On those other tools, some that already exist, Kerr speaks to us. He comments that League of Legends, for example, has a rewards’ system for good behavior called honor. However, the role of this specific initiative is to especially detect behaviors that are not easy to identify. Toxic players get more and more ways to humiliate their peers and rivals that can go through simple insult filters.
The secret is in the Blueprints
A small curiosity that it had when talking about this project is the amount of information that AI is capable of swallowing, that is, what volume of messages are managing these two Zero Harms in Comms studies. Acquire takes me to another point and tells us that a point comes that the number of messages is no longer a variable that is worth expanding.
However, it is much more interesting to give artificial intelligence a wide variety of messages, what Blueprints call (something like footprints in Spanish). This step is very complex, because if these types of messages are not defined correctly, the project can fail. But perhaps more important, it is necessary to define them without giving concrete data of messages, so that the most rigorous confidentiality controls are met.
It goes without saying that these messages will be written, but I have wanted to ask about the possible future of applications of this type of voice chats such as Valorant. Kerr states that what they learn with text messages can surely be applicable to voice chats, but that the project is limited to those of the first type.
Acquire brings us an example of Rainbow Six, Ubisoft’s competitive shooter. He says that not only grammar and the words used are important when establishing that a message is abusive, but the context must be taken into account. Telling an opponent that you will end him, it can be part of the fantasy offered by the game and have a place within the created world.

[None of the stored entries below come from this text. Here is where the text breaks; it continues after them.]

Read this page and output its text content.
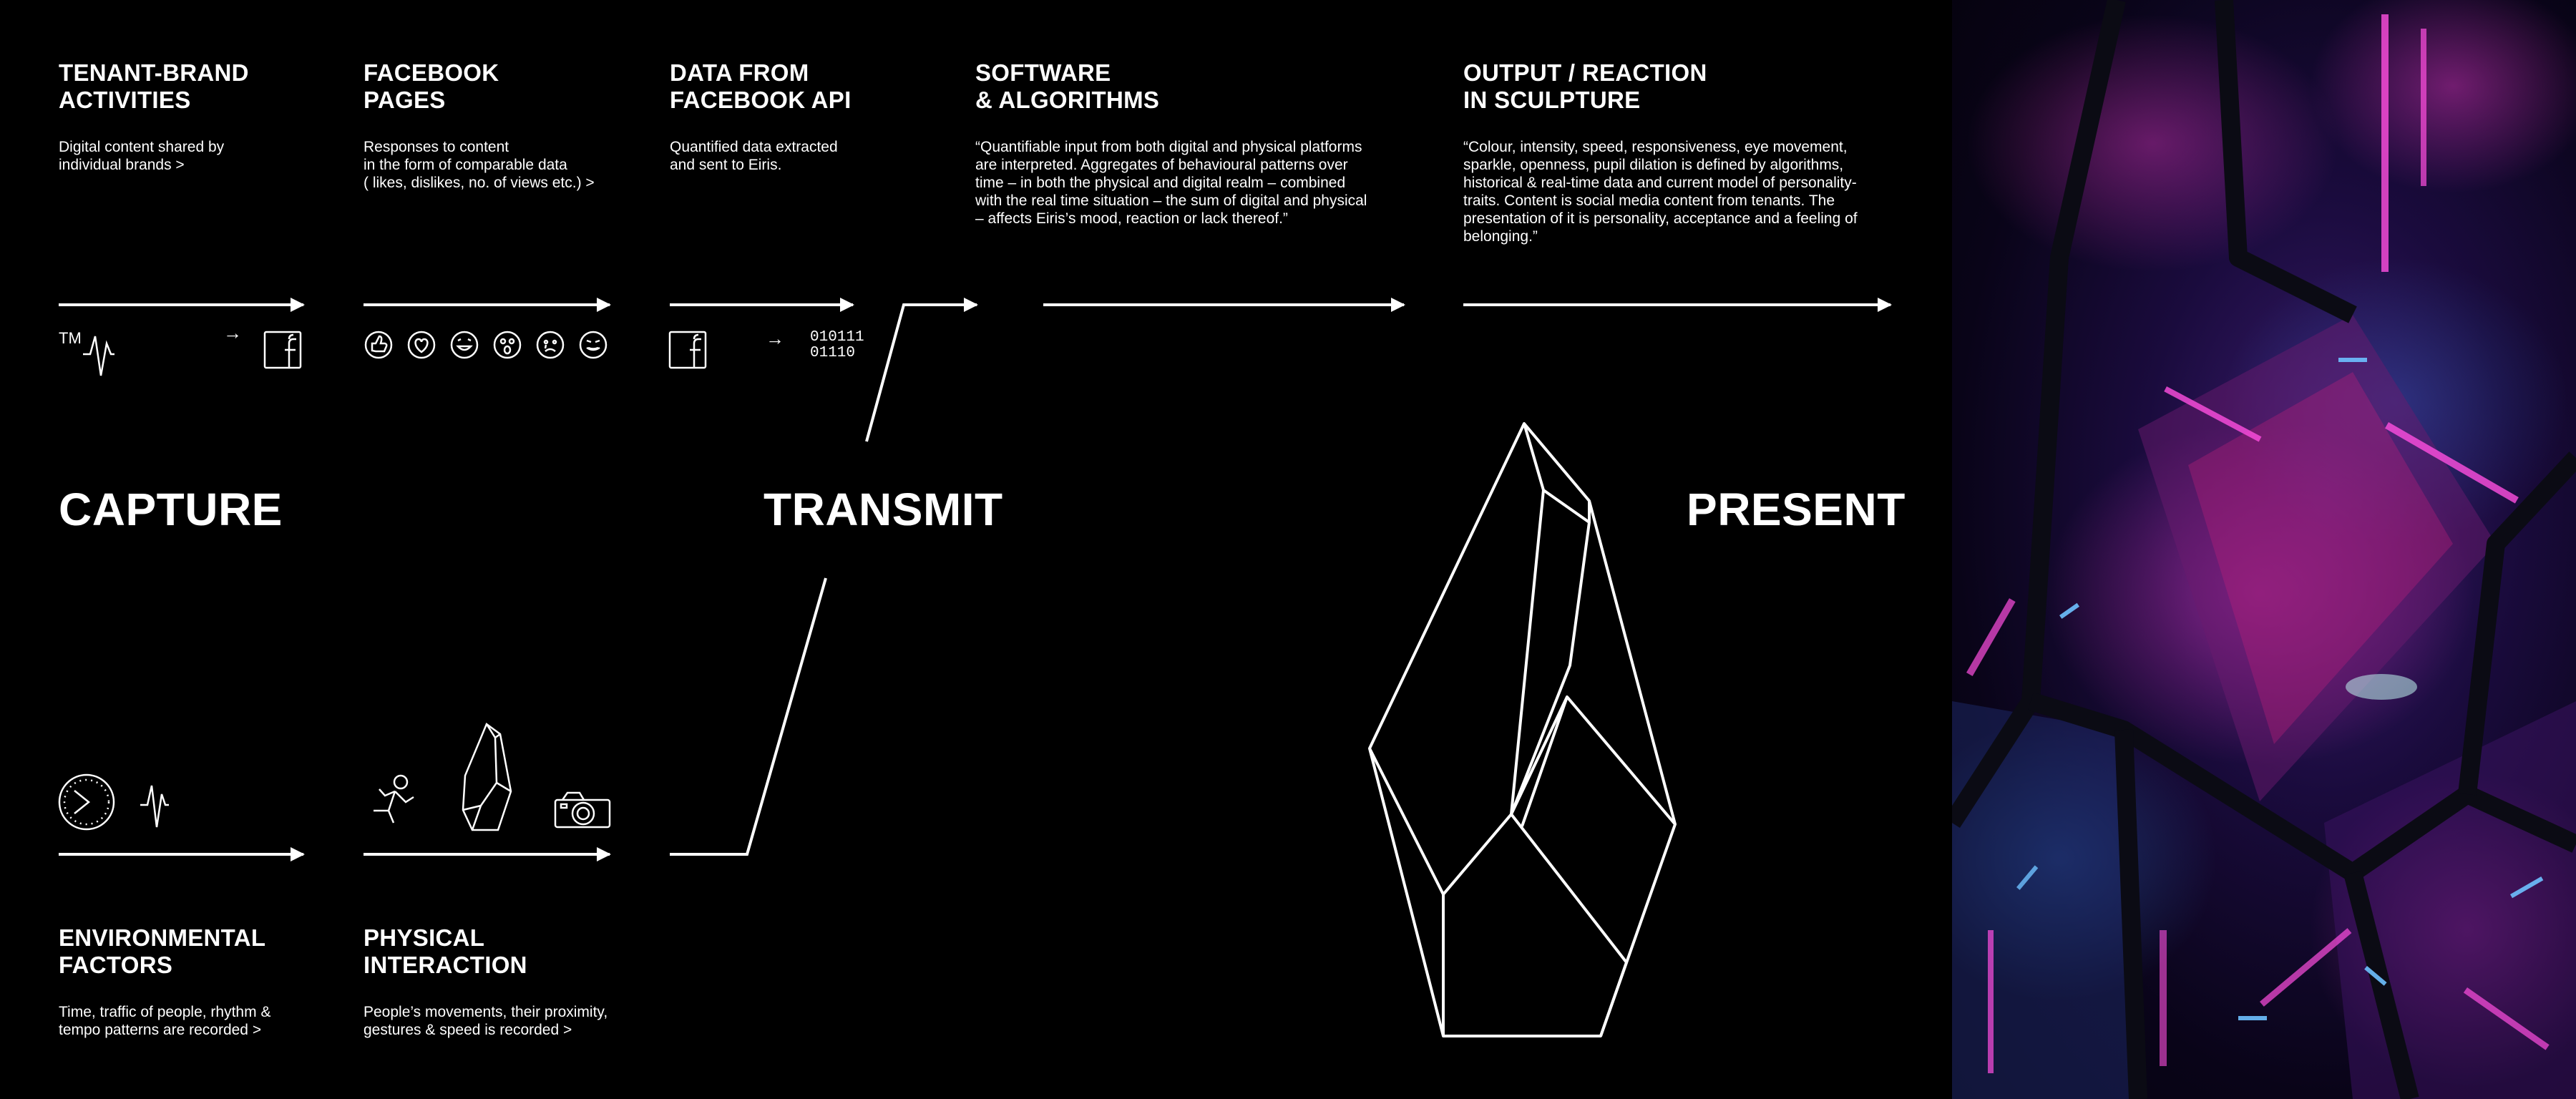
TENANT-BRAND
ACTIVITIES
Digital content shared by
individual brands >
FACEBOOK
PAGES
Responses to content
in the form of comparable data
( likes, dislikes, no. of views etc.) >
DATA FROM
FACEBOOK API
Quantified data extracted
and sent to Eiris.
SOFTWARE
& ALGORITHMS
“Quantifiable input from both digital and physical platforms
are interpreted. Aggregates of behavioural patterns over
time – in both the physical and digital realm – combined
with the real time situation – the sum of digital and physical
– affects Eiris’s mood, reaction or lack thereof.”
OUTPUT / REACTION
IN SCULPTURE
“Colour, intensity, speed, responsiveness, eye movement,
sparkle, openness, pupil dilation is defined by algorithms,
historical & real-time data and current model of personality-
traits. Content is social media content from tenants. The
presentation of it is personality, acceptance and a feeling of
belonging.”
TM	→	→ 010111
01110
CAPTURE	TRANSMIT	PRESENT
ENVIRONMENTAL
FACTORS
Time, traffic of people, rhythm &
tempo patterns are recorded >
PHYSICAL
INTERACTION
People’s movements, their proximity,
gestures & speed is recorded >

The video game as a spearhead
They do not know what the future will hold, and they do not want to venture to whether more companies will join the initiative, but they do tell us that this is something they fantasized when they started with it. There are problems such as the issue of sharing information between companies without violating data protection agreements that are acquired with players, but the arrival of new companies could be interesting for creators.

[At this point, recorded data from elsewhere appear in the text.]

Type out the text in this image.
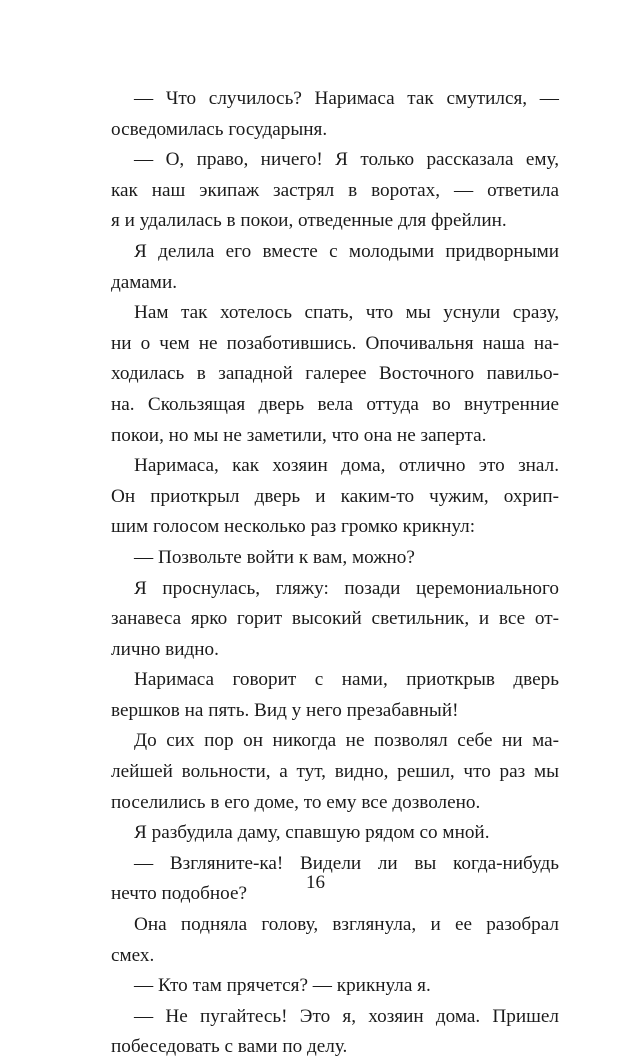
— Что случилось? Наримаса так смутился, —
осведомилась государыня.
— О, право, ничего! Я только рассказала ему,
как наш экипаж застрял в воротах, — ответила
я и удалилась в покои, отведенные для фрейлин.
Я делила его вместе с молодыми придворными
дамами.
Нам так хотелось спать, что мы уснули сразу,
ни о чем не позаботившись. Опочивальня наша на-
ходилась в западной галерее Восточного павильо-
на. Скользящая дверь вела оттуда во внутренние
покои, но мы не заметили, что она не заперта.
Наримаса, как хозяин дома, отлично это знал.
Он приоткрыл дверь и каким-то чужим, охрип-
шим голосом несколько раз громко крикнул:
— Позвольте войти к вам, можно?
Я проснулась, гляжу: позади церемониального
занавеса ярко горит высокий светильник, и все от-
лично видно.
Наримаса говорит с нами, приоткрыв дверь
вершков на пять. Вид у него презабавный!
До сих пор он никогда не позволял себе ни ма-
лейшей вольности, а тут, видно, решил, что раз мы
поселились в его доме, то ему все дозволено.
Я разбудила даму, спавшую рядом со мной.
— Взгляните-ка! Видели ли вы когда-нибудь
нечто подобное?
Она подняла голову, взглянула, и ее разобрал
смех.
— Кто там прячется? — крикнула я.
— Не пугайтесь! Это я, хозяин дома. Пришел
побеседовать с вами по делу.
16
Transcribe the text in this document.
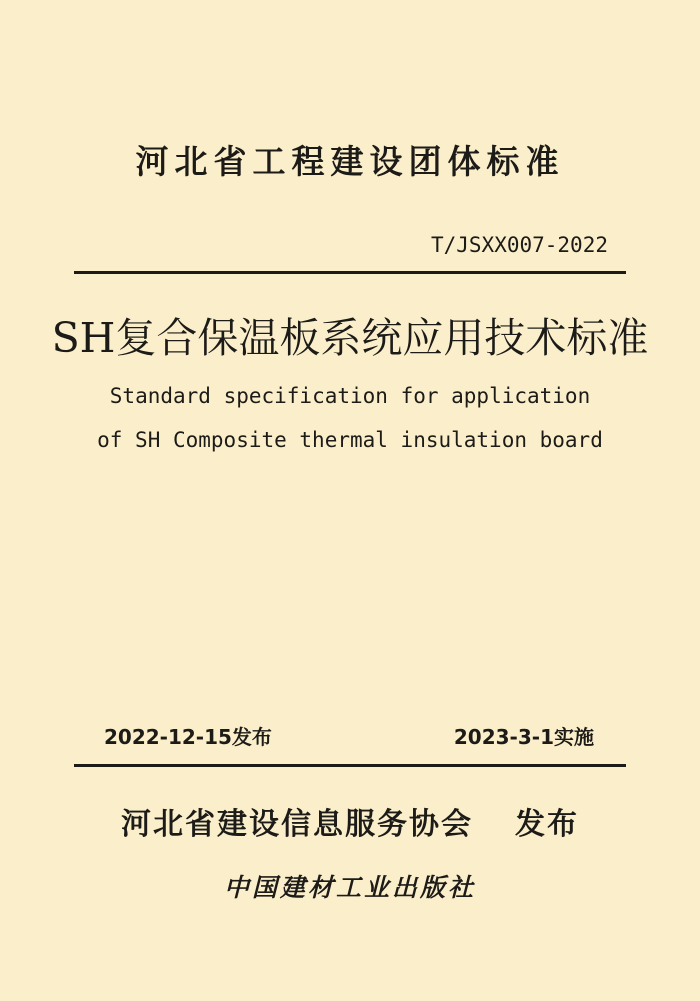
河北省工程建设团体标准
T/JSXX007-2022
SH复合保温板系统应用技术标准
Standard specification for application
of SH Composite thermal insulation board
2022-12-15发布	2023-3-1实施
河北省建设信息服务协会 发布
中国建材工业出版社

And perhaps the most relevant, at least for server, is how tools can be used with these latest generation algorithms in matters beyond video games… as social networks, for example. Although they do not want to get wet, because their area of knowledge is video games, they do recognize something particularly interesting: several of the ideas adopted in this project are born from recent studies on social networks toxicity.
In fact, they believe it is easier to perform this filtration task in video games. In social networks it is very difficult to establish the context behind a message. In video games, you have a game and the players react to what just happened. Therefore, although it is a titanic task, it has registered to which Riot and Ubisoft are holding on to improve our games.